Von Innen hat Salz vor allem eine Funktion: Es ist lebensnotwendig. Der Organismus benötigt Natriumchlorid, um den Flüssisgkeitshaushalt zu steuern und wichtige Prozesse in den Zellen zu gewährleisten. Die Deutsche Gesellschaft für Ernährung empfiehlt eine tägliche Aufnahme von fünf bis sechs Gramm. Salz ist aber nicht gleich Salz: Vor allem seit eine stetig wachsende Fangemeinde auf die wunderbare Wirkung des so genannten Himalaya- Salzes schwört, scheiden sich die Geister über die beste Kristall-Version.
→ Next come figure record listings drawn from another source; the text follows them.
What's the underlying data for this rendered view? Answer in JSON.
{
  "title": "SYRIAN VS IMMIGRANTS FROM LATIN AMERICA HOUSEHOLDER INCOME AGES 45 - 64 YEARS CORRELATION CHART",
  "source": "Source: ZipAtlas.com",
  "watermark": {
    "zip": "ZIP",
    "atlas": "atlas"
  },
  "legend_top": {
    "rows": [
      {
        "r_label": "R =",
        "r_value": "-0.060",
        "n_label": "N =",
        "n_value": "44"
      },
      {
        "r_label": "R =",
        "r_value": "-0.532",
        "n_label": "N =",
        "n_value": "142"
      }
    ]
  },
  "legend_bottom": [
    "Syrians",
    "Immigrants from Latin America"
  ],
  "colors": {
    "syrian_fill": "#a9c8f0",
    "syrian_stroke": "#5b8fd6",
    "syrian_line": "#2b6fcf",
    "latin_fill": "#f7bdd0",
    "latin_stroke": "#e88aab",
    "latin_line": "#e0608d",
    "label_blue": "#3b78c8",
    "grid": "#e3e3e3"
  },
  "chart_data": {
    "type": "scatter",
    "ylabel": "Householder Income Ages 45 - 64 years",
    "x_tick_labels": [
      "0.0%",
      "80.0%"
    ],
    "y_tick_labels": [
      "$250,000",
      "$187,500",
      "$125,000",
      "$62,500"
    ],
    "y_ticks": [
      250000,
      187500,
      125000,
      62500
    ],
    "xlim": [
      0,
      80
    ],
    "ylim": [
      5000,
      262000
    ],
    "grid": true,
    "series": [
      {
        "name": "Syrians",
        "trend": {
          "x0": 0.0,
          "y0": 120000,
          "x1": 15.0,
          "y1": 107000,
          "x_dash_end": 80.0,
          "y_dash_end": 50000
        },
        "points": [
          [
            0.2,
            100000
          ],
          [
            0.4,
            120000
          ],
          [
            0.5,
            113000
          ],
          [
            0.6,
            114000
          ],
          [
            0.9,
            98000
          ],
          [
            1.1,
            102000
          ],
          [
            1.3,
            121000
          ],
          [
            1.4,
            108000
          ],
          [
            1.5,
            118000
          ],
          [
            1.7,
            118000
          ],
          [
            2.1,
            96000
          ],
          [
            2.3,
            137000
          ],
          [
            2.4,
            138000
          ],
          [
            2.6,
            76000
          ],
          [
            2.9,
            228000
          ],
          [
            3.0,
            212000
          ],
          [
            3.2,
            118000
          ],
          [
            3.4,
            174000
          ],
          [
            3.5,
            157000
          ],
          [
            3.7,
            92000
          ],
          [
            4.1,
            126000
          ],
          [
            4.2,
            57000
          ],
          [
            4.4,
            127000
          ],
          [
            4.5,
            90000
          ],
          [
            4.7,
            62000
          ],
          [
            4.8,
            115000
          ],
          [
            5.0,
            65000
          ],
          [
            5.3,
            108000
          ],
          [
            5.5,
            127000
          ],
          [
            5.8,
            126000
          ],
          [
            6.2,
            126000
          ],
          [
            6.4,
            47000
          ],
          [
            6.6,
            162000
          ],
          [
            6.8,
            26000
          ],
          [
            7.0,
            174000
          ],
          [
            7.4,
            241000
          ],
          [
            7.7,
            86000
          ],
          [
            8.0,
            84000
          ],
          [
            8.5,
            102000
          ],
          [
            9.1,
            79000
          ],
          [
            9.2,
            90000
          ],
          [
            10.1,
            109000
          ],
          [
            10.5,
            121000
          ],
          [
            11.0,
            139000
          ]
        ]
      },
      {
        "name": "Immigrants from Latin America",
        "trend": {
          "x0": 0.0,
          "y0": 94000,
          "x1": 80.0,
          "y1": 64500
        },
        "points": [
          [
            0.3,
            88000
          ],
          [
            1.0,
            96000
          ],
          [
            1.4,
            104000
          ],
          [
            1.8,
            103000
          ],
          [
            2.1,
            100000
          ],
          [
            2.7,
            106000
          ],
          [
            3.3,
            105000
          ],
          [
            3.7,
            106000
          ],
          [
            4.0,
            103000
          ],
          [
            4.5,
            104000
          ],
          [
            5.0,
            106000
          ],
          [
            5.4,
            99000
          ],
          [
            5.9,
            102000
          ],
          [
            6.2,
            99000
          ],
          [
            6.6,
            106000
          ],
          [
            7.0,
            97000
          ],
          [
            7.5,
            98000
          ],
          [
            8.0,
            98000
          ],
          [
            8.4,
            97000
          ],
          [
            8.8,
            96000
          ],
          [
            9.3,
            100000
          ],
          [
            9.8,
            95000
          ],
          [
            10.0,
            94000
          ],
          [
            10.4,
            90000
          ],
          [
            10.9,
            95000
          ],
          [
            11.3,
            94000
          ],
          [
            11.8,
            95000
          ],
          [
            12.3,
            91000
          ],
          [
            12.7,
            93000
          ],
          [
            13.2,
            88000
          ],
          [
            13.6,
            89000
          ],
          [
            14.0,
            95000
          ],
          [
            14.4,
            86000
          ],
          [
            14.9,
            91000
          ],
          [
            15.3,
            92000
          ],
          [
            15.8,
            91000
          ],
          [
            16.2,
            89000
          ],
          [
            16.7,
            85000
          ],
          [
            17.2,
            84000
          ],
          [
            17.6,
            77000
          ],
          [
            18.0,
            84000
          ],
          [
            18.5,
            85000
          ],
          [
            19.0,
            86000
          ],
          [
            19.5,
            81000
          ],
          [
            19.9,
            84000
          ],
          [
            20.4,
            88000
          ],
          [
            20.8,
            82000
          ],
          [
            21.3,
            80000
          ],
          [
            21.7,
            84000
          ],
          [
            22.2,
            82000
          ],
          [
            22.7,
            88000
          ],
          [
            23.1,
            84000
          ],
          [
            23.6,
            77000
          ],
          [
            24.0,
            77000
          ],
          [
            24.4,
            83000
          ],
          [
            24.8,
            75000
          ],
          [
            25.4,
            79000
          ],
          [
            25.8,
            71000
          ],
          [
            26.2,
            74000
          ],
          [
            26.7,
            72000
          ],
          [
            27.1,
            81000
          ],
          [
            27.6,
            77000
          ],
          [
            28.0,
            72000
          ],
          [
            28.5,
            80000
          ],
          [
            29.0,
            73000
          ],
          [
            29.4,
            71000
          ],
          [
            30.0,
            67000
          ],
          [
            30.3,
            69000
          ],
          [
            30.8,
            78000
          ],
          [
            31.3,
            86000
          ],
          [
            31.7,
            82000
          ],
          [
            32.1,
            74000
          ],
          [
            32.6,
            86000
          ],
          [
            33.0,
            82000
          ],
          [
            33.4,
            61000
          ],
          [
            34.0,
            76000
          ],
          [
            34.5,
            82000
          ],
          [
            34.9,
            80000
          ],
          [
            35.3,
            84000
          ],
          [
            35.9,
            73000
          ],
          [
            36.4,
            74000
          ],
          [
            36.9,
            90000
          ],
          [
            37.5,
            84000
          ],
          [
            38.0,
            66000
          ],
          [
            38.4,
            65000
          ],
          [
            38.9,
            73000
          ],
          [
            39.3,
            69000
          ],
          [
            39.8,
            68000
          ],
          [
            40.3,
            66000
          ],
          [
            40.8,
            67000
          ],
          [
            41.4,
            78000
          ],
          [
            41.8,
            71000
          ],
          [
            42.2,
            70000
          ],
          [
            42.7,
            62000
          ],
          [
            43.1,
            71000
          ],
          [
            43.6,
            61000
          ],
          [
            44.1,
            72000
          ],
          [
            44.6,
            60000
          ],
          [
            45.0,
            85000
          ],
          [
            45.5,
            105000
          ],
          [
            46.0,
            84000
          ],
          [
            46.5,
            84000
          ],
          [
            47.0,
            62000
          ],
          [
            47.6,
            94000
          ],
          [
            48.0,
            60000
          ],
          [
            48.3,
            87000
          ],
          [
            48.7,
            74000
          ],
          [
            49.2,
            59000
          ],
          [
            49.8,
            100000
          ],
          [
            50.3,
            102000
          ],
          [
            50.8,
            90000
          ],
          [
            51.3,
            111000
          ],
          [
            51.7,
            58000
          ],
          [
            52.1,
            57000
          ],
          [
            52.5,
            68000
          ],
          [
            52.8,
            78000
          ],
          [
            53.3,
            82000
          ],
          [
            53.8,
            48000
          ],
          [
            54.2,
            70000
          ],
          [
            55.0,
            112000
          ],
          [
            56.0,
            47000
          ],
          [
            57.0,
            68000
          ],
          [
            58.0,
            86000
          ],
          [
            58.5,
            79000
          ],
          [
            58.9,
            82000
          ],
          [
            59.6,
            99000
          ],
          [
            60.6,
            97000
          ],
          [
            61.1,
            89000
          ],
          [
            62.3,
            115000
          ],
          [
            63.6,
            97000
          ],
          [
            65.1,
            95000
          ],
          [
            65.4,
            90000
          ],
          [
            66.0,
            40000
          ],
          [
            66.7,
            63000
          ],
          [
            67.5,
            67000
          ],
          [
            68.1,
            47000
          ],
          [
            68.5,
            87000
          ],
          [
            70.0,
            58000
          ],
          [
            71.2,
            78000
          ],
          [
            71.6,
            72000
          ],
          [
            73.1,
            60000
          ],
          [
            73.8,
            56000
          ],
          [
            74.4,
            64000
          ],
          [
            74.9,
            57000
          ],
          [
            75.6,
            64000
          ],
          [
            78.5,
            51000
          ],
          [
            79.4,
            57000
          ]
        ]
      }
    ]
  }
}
Im Unterschied zum herkömmlichen raffinierten, industriell gewonnen Meer- oder Steinsalz soll das reine Naturprodukt aus Zentralasien, das in Naturkostläden, Reformhäusern, via Internet zum vielfachen Preis der handelsüblichen Ware angeboten wird, ein an Mineralien überreiches Universalheilmittel sein: In einschlägigen Publikationen ist von Senkung des Blutdrucks, Linderung von Rheuma und "positiver Beeinflussung" bei Krebs die Rede. Mediziner zeigten sich von Anfang an skeptisch gegenüber der neuen Salz-Bewegung, Helmut Oberritter, Wissenschaftlicher Leiter der Deutschen Gesellschaft für Ernährung, hält Aussagen über den gesundheitlichen Nutzen des angeblichen Wundersalzes für "nicht haltbar". Oberritter: "Besondere Wirkungen auf den Körper durch Verzehr von Kristallsalz aus dem Himalaya sind wissenschaftlich nicht belegt."

Mit weniger trockenen, mehr genussvollen Fragen in Sachen Salz beschäftigt sich die hohe Gastronomie: Fleur de Sel, die nach kompliziertem Verfahren gewonnenen "Salz- Blumen" von der französischen Atlantikküste, sind der dernier cri im Reich der Sterne- und Haubenköche. Sie lieben den milden Geschmack des Naturprodukts, das keinerlei bitteren Nachklang auf der Zunge des geneigten Delikatessenfreunds hinterlasse. Raffiniertes Kochsalz ist hier passé. Für seine Tunfischroulade auf Safrangelee, das Millefeuille vom Kabeljaurückenfilet kommt beispielsweise Hans- Peter Hussong von der sternengekrönten Wirtschaft zum Wiesengrund im schweizerischen Uetikon am See nur Fleur de Sel in die Töpfe. Der Geschmack bringt den Maître ins Schwärmen: "Nussig. Intensiv. Elegant." Wüsste man's nicht, wäre es schwer zu glauben, dass da von Salz die Rede ist. Pardon, vom weißen Gold.